Soil moisture manipulation in a semi-arid pine forest demonstrates large changes in carbon turnover time with no change in soil carbon stock

David Yalin1, Rafat Qubaja1,2, Fedor Tatarinov1, Eyal Rotenberg1, and Dan Yakir1
David Yalin et al.
  • 1Department of Earth and Planetary Sciences, The Weizmann Institute of Science
  • 2School of Sustainability, College of Global Futures, Arizona State University

Soil carbon turnover time (tSOC), the ratio between soil organic carbon stocks (SOC), and soil heterotrophic respiration (Rh), is a critical factor in determining soil carbon storage and a key parameter in terrestrial carbon models. While tSOC is generally expected to increase with drying conditions, its interactions with the carbon fluxes and soil moisture are still poorly constrained. Our study centered on a five-year manipulation experiment in the Yatir semi-arid pine forest in Israel, where supplement irrigation eliminated the summer drought. Soil CO2 fluxes (Fs) and soil organic carbon (SOC) stocks were measured under trees and in open areas in a "control" forest plot (CTRL) and an 0.1 ha “irrigated” plot (IRRI).

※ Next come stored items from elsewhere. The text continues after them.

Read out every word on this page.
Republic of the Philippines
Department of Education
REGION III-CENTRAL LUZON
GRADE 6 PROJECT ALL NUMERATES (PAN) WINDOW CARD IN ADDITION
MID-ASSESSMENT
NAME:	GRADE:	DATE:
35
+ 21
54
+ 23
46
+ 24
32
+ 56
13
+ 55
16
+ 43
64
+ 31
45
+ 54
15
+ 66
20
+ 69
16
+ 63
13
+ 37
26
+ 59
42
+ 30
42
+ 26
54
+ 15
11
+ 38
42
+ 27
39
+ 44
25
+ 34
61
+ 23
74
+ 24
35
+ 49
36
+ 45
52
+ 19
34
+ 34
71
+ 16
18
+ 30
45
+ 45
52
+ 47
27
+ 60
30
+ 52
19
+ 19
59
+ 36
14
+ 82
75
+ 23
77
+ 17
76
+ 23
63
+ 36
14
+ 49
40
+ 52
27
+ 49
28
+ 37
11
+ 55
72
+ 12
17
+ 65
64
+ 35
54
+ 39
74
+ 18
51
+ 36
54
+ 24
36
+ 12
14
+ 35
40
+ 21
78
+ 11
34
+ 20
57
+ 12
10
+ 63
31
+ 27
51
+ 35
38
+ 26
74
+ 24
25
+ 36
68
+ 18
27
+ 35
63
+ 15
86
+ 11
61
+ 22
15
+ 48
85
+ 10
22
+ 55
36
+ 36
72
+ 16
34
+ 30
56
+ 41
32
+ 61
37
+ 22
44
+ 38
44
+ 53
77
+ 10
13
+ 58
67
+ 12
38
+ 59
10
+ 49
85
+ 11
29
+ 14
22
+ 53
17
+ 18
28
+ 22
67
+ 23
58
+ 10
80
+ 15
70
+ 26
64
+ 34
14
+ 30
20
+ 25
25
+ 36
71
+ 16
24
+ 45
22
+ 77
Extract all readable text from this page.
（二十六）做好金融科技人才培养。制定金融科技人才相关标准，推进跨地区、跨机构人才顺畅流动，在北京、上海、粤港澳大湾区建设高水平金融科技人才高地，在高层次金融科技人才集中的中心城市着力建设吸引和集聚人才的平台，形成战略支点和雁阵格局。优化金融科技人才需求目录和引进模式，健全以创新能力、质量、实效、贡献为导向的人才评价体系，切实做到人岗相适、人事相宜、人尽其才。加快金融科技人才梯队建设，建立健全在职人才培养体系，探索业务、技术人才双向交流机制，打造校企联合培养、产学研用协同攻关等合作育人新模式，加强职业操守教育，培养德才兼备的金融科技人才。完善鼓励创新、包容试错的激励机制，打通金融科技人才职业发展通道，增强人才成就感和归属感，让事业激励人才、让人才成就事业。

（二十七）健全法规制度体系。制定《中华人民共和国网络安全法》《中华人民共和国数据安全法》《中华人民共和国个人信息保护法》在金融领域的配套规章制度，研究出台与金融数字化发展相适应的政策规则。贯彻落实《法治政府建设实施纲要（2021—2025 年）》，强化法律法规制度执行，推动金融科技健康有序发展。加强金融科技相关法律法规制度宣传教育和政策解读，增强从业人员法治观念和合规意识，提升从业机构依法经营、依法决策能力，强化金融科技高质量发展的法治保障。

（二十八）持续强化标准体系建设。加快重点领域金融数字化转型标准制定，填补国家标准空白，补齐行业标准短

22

During the dry period (May-November), daily average Fs in the open areas was near zero in the CTRL but significant in the IRRI plots (0.06 and 2.02 µmol CO2 m-2 s-1 respectively, with a similar trend under the trees). Annual-scale fluxes in the open areas were 82 and 321 g C m-2 yr-1 in the CTRL and IRRI plots, respectively (with similar trends under trees). Using published results from the same site enabled us to partition Fs and estimate Rh, which indicated that under the drought conditions (CTRL) tSOC was x5 longer in the open area (and x2 longer under trees) compared with the non-droughted (IRRI) plot. However, no significant changes in the SOC stock down to 40 cm (the typical soil depth at this site) were observed.  Furthermore, there were no differences between treatments in regard to the ratio between the stable mineral-associated organic carbon fraction and the particulate organic carbon fraction. The stability of SOC stocks, despite the large changes in tSOC suggests that carbon inputs must have increased proportionally to match the changes in carbon outputs and provided the main source for the increased Fs. The results indicate that changes in the intensity of the seasonal drought can result in large changes in fluxes and tSOC values with little impact on soil carbon storage and its stability.

How to cite: Yalin, D., Qubaja, R., Tatarinov, F., Rotenberg, E., and Yakir, D.: Soil moisture manipulation in a semi-arid pine forest demonstrates large changes in carbon turnover time with no change in soil carbon stock, EGU General Assembly 2023, Vienna, Austria, 24–28 Apr 2023, EGU23-11793,, 2023.